To examine the effect of a stronger regularization, I next set $\epsilon$ to .002. This means that the data fitting goal still influences the resulting model more than the regularization, but now the regularization is acting through the model styling goal as well as the data fitting goal. This value for $\epsilon$ was selected based on previous trial-and-error experiments in which poor illumination was a problem Clapp (2003). The results after 5 iterations of this test can be seen in Figure 6. The results after 10 and 15 iterations are in Figures 7 and 8, respectively. Since there are no sudden, large amplitude changes along the p_h axis, this stronger regularization should not affect the results much more than the inversion results with $\epsilon\ =\ 0$. As expected, these results are similar to the results with $\epsilon\ =\ 0$. We see the same unfortunate edge effect at small p_h for all of the interfaces in all three experiments (5, 10 and 15 iterations). We also see the effects of the survey geometry on the deepest interface (right panels of Figures 6-8), where I have once again elected to turn off the regularization operator. Overall, the increased strength of regularization has not affected the AVA trends of any of the interfaces any more than the previous inversion experiment.

 

ava.comp.5it002eps
Figure 6 Amplitude variation with p_h for geophysical regularization with 5 iterations and $\epsilon\ =\ 0.002$.Left panel shows the results for the shallowest interface as seen in Figure 1, center panel for the second interface, and right panel for the deepest interface.
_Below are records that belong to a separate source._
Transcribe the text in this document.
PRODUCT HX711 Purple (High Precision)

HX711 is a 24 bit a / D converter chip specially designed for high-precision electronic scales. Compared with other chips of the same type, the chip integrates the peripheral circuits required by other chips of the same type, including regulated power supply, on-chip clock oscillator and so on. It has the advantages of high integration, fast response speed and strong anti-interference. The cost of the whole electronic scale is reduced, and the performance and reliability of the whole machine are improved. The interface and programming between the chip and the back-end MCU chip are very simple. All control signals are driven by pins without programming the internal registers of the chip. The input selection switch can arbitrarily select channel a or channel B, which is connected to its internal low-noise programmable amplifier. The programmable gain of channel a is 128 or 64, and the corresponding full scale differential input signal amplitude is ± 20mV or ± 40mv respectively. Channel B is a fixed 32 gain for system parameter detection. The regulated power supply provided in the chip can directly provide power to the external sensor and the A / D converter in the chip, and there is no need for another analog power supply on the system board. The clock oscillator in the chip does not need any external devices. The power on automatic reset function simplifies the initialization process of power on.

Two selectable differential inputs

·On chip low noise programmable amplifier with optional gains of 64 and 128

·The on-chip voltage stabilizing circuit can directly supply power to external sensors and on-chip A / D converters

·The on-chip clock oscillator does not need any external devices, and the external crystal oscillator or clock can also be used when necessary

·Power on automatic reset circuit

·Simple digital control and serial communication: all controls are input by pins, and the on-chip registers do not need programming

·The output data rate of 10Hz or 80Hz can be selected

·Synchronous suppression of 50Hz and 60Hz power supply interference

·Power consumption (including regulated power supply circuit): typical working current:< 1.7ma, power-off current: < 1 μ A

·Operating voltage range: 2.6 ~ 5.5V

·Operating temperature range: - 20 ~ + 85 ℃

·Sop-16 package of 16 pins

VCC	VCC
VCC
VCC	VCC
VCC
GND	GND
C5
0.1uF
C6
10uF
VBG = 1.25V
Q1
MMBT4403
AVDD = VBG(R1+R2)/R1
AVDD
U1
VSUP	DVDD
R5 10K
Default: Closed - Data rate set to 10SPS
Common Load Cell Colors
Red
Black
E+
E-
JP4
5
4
The solid line shows the theoretical value and the dots show the values obtained after inversion.

 

ava.comp.10it002eps
Figure 7 Amplitude variation with p_h for geophysical regularization with 10 iterations and $\epsilon\ =\ 0.002$.Left panel shows the results for the shallowest interface as seen in Figure 1, center panel for the second interface, and right panel for the deepest interface. The solid line shows the theoretical value and the dots show the values obtained after inversion.

 

ava.comp.15it002eps
Figure 8 Amplitude variation with p_h for geophysical regularization with 15 iterations and $\epsilon\ =\ 0.002$.Left panel shows the results for the shallowest interface as seen in Figure 1, center panel for the second interface, and right panel for the deepest interface. The solid line shows the theoretical value and the dots show the values obtained after inversion.